Honduras
Honduras debe estar agradecida con el Creador del Universo. El proceso electoral es la mejor muestra.
Esta es la reflexión que ofreció ayer el cardenal Óscar Andrés Rodríguez en la "ciudad de las colinas", al presidir la misa en honor a la virgen de la Inmaculada Concepción o "La Purísima", patrona de los danlidenses, cuya festividad se recordaba ayer.
"Nos sentimos muy contentos, agradecidos con el Señor porque pudimos llegar a las elecciones en paz; había mucha presión negativa en contra; muchas amenazas que no se podían realizar y, sin embargo, Dios ha sido bondadoso con su pueblo y creemos que este es un horizonte", declaró Rodríguez, quien se hizo acompañar del obispo auxiliar, Darwin Andino.
"Tenemos que aprender de los errores, pero mirar para adelante. No podemos quedar fijados en recriminaciones o ataques o insultos, tenemos que pensar en Honduras, pensar en los jóvenes hondureños sobre todo; fue mayoría la juventud que salió a votar y entonces hay que dar perspectivas", comentó el prelado.
Lo que los hondureños desean es un gobierno que se preocupe por el bien común y que piense sobre todo en el auténtico alivio de la pobreza, porque precisamente ese es un compromiso que se adquirió cuando Honduras recibió el beneficio del alivio de la deuda externa, recordó el cardenal Rodríguez.
Esos fondos fueron desviados "para un proyecto que a todas luces era fuera de la ley y por eso tenemos problemas, pero creo que si todos ponemos nuestro granito de arena, estaremos en capacidad de superar las dificultades", completó.
Credibilidad
Ojalá, insistió el cardenal, que los hondureños podamos aprender de los errores y que en efecto haya un gobierno de integración nacional, tal como se ha anunciado. Llamó a los políticos a que trabajen por el pueblo, porque de lo contrario los partidos políticos perderán la credibilidad.

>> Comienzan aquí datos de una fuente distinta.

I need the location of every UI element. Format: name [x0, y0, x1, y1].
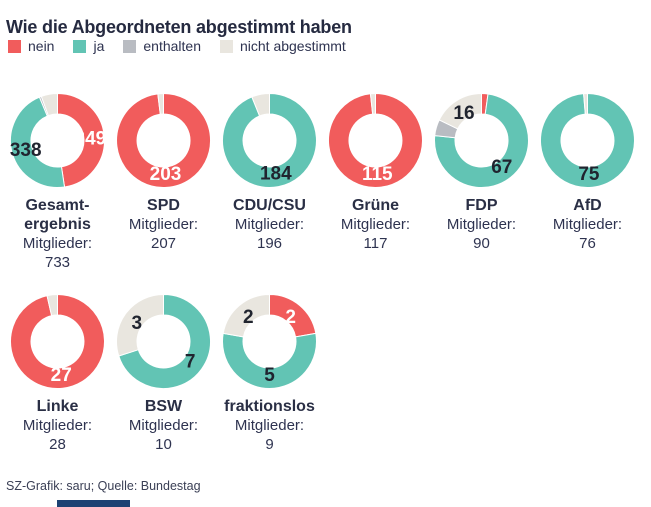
- donut-chart-cdu-csu: 184: [222, 93, 317, 188]
- party-gesamt-ergebnis: 349 338 Gesamt- ergebnis Mitglieder: 733: [10, 93, 105, 272]
- members-label: Mitglieder:: [552, 216, 623, 233]
- party-linke: 27 Linke Mitglieder: 28: [10, 294, 105, 454]
- party-gr-ne: 115 Grüne Mitglieder: 117: [328, 93, 423, 272]
- members-label: Mitglieder:: [128, 417, 199, 434]
- segment-value-label-nein: 115: [362, 164, 393, 185]
- members-value: 28: [49, 436, 66, 453]
- segment-value-label-nein: 349: [75, 129, 105, 150]
- members-label: Mitglieder:: [234, 417, 305, 434]
- source-credit: SZ-Grafik: saru; Quelle: Bundestag: [6, 479, 201, 493]
- party-name: SPD: [147, 197, 180, 214]
- segment-nein: [116, 93, 211, 188]
- donut-chart-fraktionslos: 2 5 2: [222, 294, 317, 389]
- party-cdu-csu: 184 CDU/CSU Mitglieder: 196: [222, 93, 317, 272]
- party-name: Gesamt- ergebnis: [24, 197, 91, 233]
- legend-swatch-nein: [8, 39, 21, 53]
- donut-chart-gr-ne: 115: [328, 93, 423, 188]
- segment-value-label-ja: 75: [578, 164, 600, 185]
- segment-value-label-ja: 7: [185, 352, 196, 373]
- segment-value-label-nein: 2: [285, 307, 296, 328]
- segment-value-label-nicht_abgestimmt: 3: [132, 313, 143, 334]
- legend-swatch-enthalten: [123, 39, 137, 53]
- segment-value-label-nein: 203: [150, 164, 182, 185]
- segment-nicht_abgestimmt: [369, 93, 376, 115]
- donut-chart-linke: 27: [10, 294, 105, 389]
- segment-ja: [222, 93, 317, 188]
- party-bsw: 7 3 BSW Mitglieder: 10: [116, 294, 211, 454]
- segment-nicht_abgestimmt: [40, 93, 58, 117]
- page-title: Wie die Abgeordneten abgestimmt haben: [6, 17, 352, 38]
- segment-value-label-ja: 67: [491, 157, 512, 178]
- segment-nicht_abgestimmt: [251, 93, 270, 117]
- legend-item-nein: nein: [8, 38, 54, 54]
- legend-item-enthalten: enthalten: [123, 38, 201, 54]
- segment-value-label-ja: 338: [10, 140, 42, 161]
- segment-value-label-ja: 184: [260, 164, 292, 185]
- party-name: Linke: [36, 398, 79, 415]
- members-value: 196: [256, 235, 283, 252]
- donut-row-2: 27 Linke Mitglieder: 28 7 3 BSW Mitglieder: 10 2 5…: [10, 294, 635, 454]
- members-label: Mitglieder:: [22, 417, 93, 434]
- members-value: 76: [579, 235, 596, 252]
- party-fdp: 67 16 FDP Mitglieder: 90: [434, 93, 529, 272]
- party-name: AfD: [573, 197, 602, 214]
- donut-chart-fdp: 67 16: [434, 93, 529, 188]
- donut-chart-gesamt-ergebnis: 349 338: [10, 93, 105, 188]
- members-label: Mitglieder:: [234, 216, 305, 233]
- segment-ja: [10, 96, 66, 188]
- segment-ja: [118, 294, 211, 389]
- segment-ja: [434, 93, 529, 188]
- party-afd: 75 AfD Mitglieder: 76: [540, 93, 635, 272]
- segment-value-label-nicht_abgestimmt: 16: [453, 103, 474, 124]
- party-name: fraktionslos: [224, 398, 315, 415]
- members-label: Mitglieder:: [446, 216, 517, 233]
- legend-label: nicht abgestimmt: [239, 38, 346, 54]
- members-value: 733: [44, 254, 71, 271]
- segment-value-label-nein: 27: [51, 365, 72, 386]
- legend-swatch-nicht_abgestimmt: [219, 39, 233, 53]
- legend: nein ja enthalten nicht abgestimmt: [8, 38, 346, 54]
- segment-nicht_abgestimmt: [222, 294, 270, 338]
- members-value: 90: [473, 235, 490, 252]
- segment-nicht_abgestimmt: [438, 93, 482, 130]
- party-name: FDP: [465, 197, 498, 214]
- segment-nicht_abgestimmt: [116, 294, 164, 357]
- segment-nicht_abgestimmt: [583, 93, 588, 115]
- segment-nicht_abgestimmt: [46, 294, 58, 317]
- legend-item-nicht_abgestimmt: nicht abgestimmt: [219, 38, 346, 54]
- segment-value-label-ja: 5: [264, 365, 275, 386]
- donut-chart-spd: 203: [116, 93, 211, 188]
- segment-ja: [222, 332, 317, 389]
- donut-chart-bsw: 73: [116, 294, 211, 389]
- legend-label: enthalten: [143, 38, 201, 54]
- segment-nein: [10, 294, 105, 389]
- party-name: CDU/CSU: [233, 197, 306, 214]
- party-name: Grüne: [351, 197, 400, 214]
- legend-swatch-ja: [73, 39, 87, 53]
- party-name: BSW: [144, 398, 183, 415]
- members-value: 117: [363, 235, 388, 252]
- segment-value-label-nicht_abgestimmt: 2: [243, 307, 254, 328]
- legend-label: nein: [28, 38, 55, 54]
- segment-nicht_abgestimmt: [157, 93, 164, 115]
- party-fraktionslos: 2 5 2 fraktionslos Mitglieder: 9: [222, 294, 317, 454]
- segment-nein: [328, 93, 423, 188]
- members-label: Mitglieder:: [128, 216, 199, 233]
- members-value: 207: [150, 235, 177, 252]
- donut-chart-afd: 75: [540, 93, 635, 188]
- legend-label: ja: [93, 38, 105, 54]
- sz-brand-bar: [57, 500, 130, 507]
- segment-ja: [540, 93, 635, 188]
- legend-item-ja: ja: [73, 38, 104, 54]
- party-spd: 203 SPD Mitglieder: 207: [116, 93, 211, 272]
- members-label: Mitglieder:: [340, 216, 411, 233]
- segment-nein: [57, 93, 105, 188]
- members-value: 10: [155, 436, 172, 453]
- members-value: 9: [265, 436, 274, 453]
- donut-row-1: 349 338 Gesamt- ergebnis Mitglieder: 733 203 S…: [10, 93, 635, 272]
- members-label: Mitglieder:: [22, 235, 93, 252]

El cardenal dijo que la idea del presidente electo, Porfirio Lobo Sosa, de llamar a los candidatos de los partidos perdedores y pedirles su ayuda para solventar la crisis política y económica que vive la nación, le ha gustado mucho a él y aseguró que igualmente ha ocurrido con el pueblo hondureño.
La espera para ver los frutos del gobierno de Porfirio Lobo Sosa será de los cuatro años que dure, pero "ojalá que los utilice muy bien", indicó el cardenal.